Han Wen, Ph.D.
Han Wen graduated from Peking University in Beijing with a B.S. in physics earned his Ph.D. in physics from the University of Maryland through the CUSPEA Scholarship. Dr. Wen has been a principle investigator at NIH since 1997. He has served on the editorial boards of Magnetic Resonance in Medicine and Scientific Reports, as well as a number of professional societies. Some of his honors include National Heart, Lung and Blood Institute Director’s Award, the Orloff Science Award and Distinguished Service Award to the ISMRM Society as a Reviewer for MRM.
- Han Wen, Ph.D.
Whether through ultrasound, x-rays, or magnetic resonance imaging (MRI), the ability to peer noninvasively into the human body has been an enormous boon to medicine. New technological advances provide an expanding horizon of better diagnostics through imaging. Dr. Wen’s primary research focus is the development of biomedical imaging and microscopy technologies. He applies physics discoveries to engineer novel solutions to challenges in medical imaging.

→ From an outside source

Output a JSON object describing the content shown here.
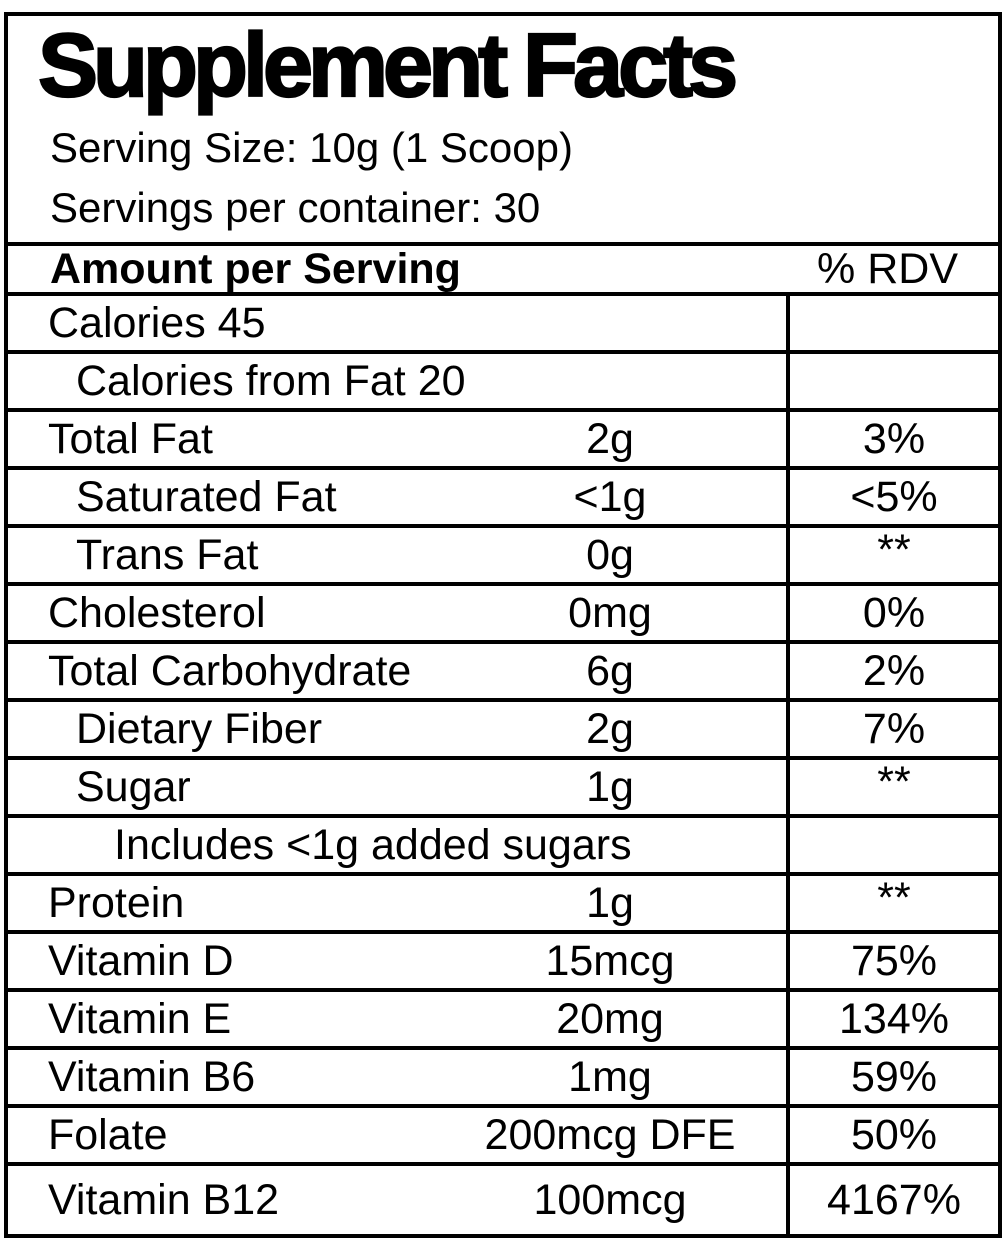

Dr. Wen also has a longstanding interest in MRI. He and his colleagues previously developed a protocol to measure the function of the myocardium at very high spatial resolution. This technology has since been licensed and used in clinical laboratories. The sensitivity of the technology has allowed his clinical collaborators to detect early signs of weakening myocardial function in patients with type II diabetes. It is also used as a standard to validate other ultrasound and MRI techniques of tissue movement and function.
In the early days of high field MRI Dr. Wen studied extensively the behavior of electromagnetic wave propagation in the human body and contributed to our understanding of the benefit and challenges of high field MRI today. While studying the interaction of MRI RF fields with the body, he realized that the effect offered an opportunity to non-invasively image the electrical properties of the human body with MRI. Those properties reflect physiological conditions such as water and electrolyte content. His theoretical work and experimental demonstration laid the groundwork for a subfield of MRI called MR electrical property tomography (MR EPT), which is advancing rapidly in recent years with the rise of ultra-high field MRI.
In addition to his interest in diagnostic applications, Dr. Wen is also interested in basic discovery research with broad potential. In the 1990s, he and his colleagues invented Hall-effect imaging and explored its 3D capabilities, an ultrasonic method for noninvasively sensing the passive electrical properties of tissues. This work opened a field of research now called magneto-acoustic imaging, which are actively pursued by several laboratories as technological advances have made it more feasible in application.
More recently, Dr. Wen and his colleagues focus on improving the information available in x-ray images at much lower levels of radiation than currently applied. X-ray imaging is relatively inexpensive, robust, and adaptable to almost any environment (e.g. mobile imaging stations), but the use of ionizing radiation can pose health risks. Dr. Wen’s laboratory is developing phase-sensitive and high resolution x-ray imaging techniques to enrich the information from x-ray scans while reducing the doses to safer levels. They discovered a basic physics effect that lead to highly sensitive imaging devices at low radiation doses.